Vers 14 heures, nous avons donc levé le camp et sommes partis à Brest, chez Elisabeth et Sylvain, où nous avons retrouvé aussi Cécile, également amie de longue date (depuis l'école de musique... !), avec qui nous avons passé l'après-midi (en nous régalant avec les œufs en chocolat offerts par la nourrice d'Apolline ! Pour un vendredi saint... !). Vers 17h45, il a fallu rentrer à Quimper : la messe nous attendait ! Cette fois-ci, nous n'avions que nos trois enfants, ce qui a été un tantinet plus simple à gérer, les trois Platz ayant l'habitude d'aller à la messe. Retour au bercail vers 21 heures !

Le lendemain, samedi saint, nous n'avions rien de prévu : ni ballades, ni visites.
Et du coup, nous avons eu du temps pour faire... des Lammalas ! Tradition oblige, nous avons importé en Bretagne la tradition du Lammala au petit déjeuner.
Mais qu'est-ce donc qu'un lammala ??? Un lammala est un biscuit en génoise en forme d'agneau (l'agneau pascal), que l'on ne mange, en Alsace, que le matin de Pâques (le dimanche).
La pâte à génoise, c'est très simple à faire ! Pour un lammala, il faut :

- 6 œufs (en fait, ça dépend de la taille des œufs : avec 6 gros œufs et les mêmes quantités de farine et de sucre, je fais un lammala et demi)
- 200 grammes de farine
- 200 grammes de sucre

Mélanger 5 jaunes d'œufs, un œuf entier et le sucre jusqu'au blanchiment. Ajouter petit à petit la farine tamisée, puis les 5 blancs d'œufs montés en neige. Mettre la pâte dans le moule en terre, et faire cuire au four préchauffé à 150°C, pendant au minimum 70 minutes.

J'ai donc passé l'après-midi du samedi saint à faire 5 lammalas pour pouvoir fournir le petit déjeuner du lendemain. C'est du travail, mais qu'est-ce que c'est bon !

jeudi 28 avril 2011

Vacances de Pâques, enfin !

Plus de trois semaines depuis le dernier billet sur ce blog... c'est long ! Mais pas irréparable !
Nous avons passé un peu de temps ailleurs qu'à la maison, et les occupations ont été nombreuses avec le retour du beau temps.

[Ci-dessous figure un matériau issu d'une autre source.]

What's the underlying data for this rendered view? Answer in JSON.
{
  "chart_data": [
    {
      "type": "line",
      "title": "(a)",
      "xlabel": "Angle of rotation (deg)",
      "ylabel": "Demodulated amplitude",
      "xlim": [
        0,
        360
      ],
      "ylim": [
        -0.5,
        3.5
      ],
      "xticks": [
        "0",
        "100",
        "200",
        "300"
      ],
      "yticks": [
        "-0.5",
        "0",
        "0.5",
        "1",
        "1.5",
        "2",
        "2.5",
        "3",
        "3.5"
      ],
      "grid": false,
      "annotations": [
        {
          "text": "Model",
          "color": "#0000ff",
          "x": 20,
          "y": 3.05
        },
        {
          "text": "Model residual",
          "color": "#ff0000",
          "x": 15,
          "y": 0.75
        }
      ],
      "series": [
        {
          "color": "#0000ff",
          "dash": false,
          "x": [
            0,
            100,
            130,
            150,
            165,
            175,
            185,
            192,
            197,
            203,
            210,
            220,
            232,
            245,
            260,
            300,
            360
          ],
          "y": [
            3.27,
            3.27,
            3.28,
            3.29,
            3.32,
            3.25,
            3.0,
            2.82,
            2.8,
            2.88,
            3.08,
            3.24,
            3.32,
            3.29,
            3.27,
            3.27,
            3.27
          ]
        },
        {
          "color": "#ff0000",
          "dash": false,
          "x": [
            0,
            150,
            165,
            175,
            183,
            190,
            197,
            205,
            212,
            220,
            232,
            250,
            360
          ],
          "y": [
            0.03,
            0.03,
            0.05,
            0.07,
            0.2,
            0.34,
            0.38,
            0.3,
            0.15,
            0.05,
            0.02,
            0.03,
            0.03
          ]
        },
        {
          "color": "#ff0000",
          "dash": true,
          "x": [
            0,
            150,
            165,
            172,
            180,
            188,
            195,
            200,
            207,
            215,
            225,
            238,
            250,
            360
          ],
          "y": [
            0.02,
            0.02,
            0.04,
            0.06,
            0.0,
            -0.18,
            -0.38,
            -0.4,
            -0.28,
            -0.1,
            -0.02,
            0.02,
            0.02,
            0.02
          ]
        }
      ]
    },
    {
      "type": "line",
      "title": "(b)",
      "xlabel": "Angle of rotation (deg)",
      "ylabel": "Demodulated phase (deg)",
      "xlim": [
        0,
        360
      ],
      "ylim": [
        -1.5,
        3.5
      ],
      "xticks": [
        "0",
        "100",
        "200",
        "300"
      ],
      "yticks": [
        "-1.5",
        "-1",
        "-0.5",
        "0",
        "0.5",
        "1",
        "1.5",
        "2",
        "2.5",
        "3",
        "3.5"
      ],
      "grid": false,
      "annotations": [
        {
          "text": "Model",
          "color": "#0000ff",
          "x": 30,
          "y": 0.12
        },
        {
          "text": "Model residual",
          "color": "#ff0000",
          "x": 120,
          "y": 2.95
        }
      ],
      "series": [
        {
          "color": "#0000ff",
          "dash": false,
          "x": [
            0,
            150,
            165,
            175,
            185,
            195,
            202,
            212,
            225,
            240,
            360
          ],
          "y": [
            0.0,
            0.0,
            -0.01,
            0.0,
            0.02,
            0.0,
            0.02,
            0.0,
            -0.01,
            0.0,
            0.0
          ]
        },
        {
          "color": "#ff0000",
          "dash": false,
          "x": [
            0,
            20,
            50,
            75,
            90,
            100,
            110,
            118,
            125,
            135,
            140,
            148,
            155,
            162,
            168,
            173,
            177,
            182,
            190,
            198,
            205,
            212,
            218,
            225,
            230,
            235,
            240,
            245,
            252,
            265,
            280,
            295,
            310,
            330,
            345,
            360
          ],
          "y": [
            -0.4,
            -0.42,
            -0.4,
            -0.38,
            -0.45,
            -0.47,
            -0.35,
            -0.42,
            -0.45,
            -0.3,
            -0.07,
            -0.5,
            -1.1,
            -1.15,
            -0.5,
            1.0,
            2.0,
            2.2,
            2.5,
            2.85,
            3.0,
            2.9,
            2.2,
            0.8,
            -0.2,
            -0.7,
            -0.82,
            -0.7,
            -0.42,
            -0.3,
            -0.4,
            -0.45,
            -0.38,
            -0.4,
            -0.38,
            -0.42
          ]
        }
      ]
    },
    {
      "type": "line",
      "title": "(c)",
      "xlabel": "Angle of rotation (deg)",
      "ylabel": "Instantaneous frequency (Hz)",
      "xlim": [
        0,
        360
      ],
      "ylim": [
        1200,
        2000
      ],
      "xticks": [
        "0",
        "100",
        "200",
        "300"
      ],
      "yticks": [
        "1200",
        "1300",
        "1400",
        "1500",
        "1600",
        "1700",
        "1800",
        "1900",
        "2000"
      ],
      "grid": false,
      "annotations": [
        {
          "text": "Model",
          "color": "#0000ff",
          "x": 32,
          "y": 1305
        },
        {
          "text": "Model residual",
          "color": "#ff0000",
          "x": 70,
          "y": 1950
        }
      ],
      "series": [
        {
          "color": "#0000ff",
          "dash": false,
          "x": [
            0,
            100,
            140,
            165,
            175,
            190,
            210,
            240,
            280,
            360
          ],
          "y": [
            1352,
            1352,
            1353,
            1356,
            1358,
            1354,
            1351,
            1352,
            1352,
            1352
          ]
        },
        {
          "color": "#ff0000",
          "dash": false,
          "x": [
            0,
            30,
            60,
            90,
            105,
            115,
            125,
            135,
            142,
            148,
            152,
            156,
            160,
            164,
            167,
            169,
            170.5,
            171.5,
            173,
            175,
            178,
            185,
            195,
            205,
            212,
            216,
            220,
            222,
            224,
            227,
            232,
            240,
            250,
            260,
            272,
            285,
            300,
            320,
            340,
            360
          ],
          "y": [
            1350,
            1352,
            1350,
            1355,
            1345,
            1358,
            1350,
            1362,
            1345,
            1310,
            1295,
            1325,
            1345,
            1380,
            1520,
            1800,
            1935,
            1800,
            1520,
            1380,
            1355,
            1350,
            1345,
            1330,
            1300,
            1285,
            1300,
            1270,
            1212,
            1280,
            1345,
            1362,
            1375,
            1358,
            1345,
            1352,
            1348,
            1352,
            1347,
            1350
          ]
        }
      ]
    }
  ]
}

Donc dans ces cas-là, je passe aussi moins de temps devant l'ordinateur (si !), d'autant plus que j'ai aussi plus d'occupations : lectures en pagaille pour le mois de juin, roman à corriger avant la publication au mois de mai (et non, je n'ai toujours pas de nouvelles de l'éditeur !), et là, nous avions réellement besoin de souffler un peu, en famille. Et comme Hélène, ma petite sœur, et sa famille vont bientôt partir pour le Canada (au Québec pour être précise), nous avons saisi l'occasion des vacances pour que les enfants se voient (Thibault et Martin étaient en vacances pendant une semaine à Quimper, jusqu'à Pâques).
Il a donc été décidé, avec Jean-Luc, de partir à Quimper avec les enfants et de faire d'une pierre deux coups : voir une dernière fois toute la famille Béléguic avant leur départ, et faire la connaissance de Violette, la seconde de Zabeth et Sylvain, née le 24 février. Et bien nous en a pris !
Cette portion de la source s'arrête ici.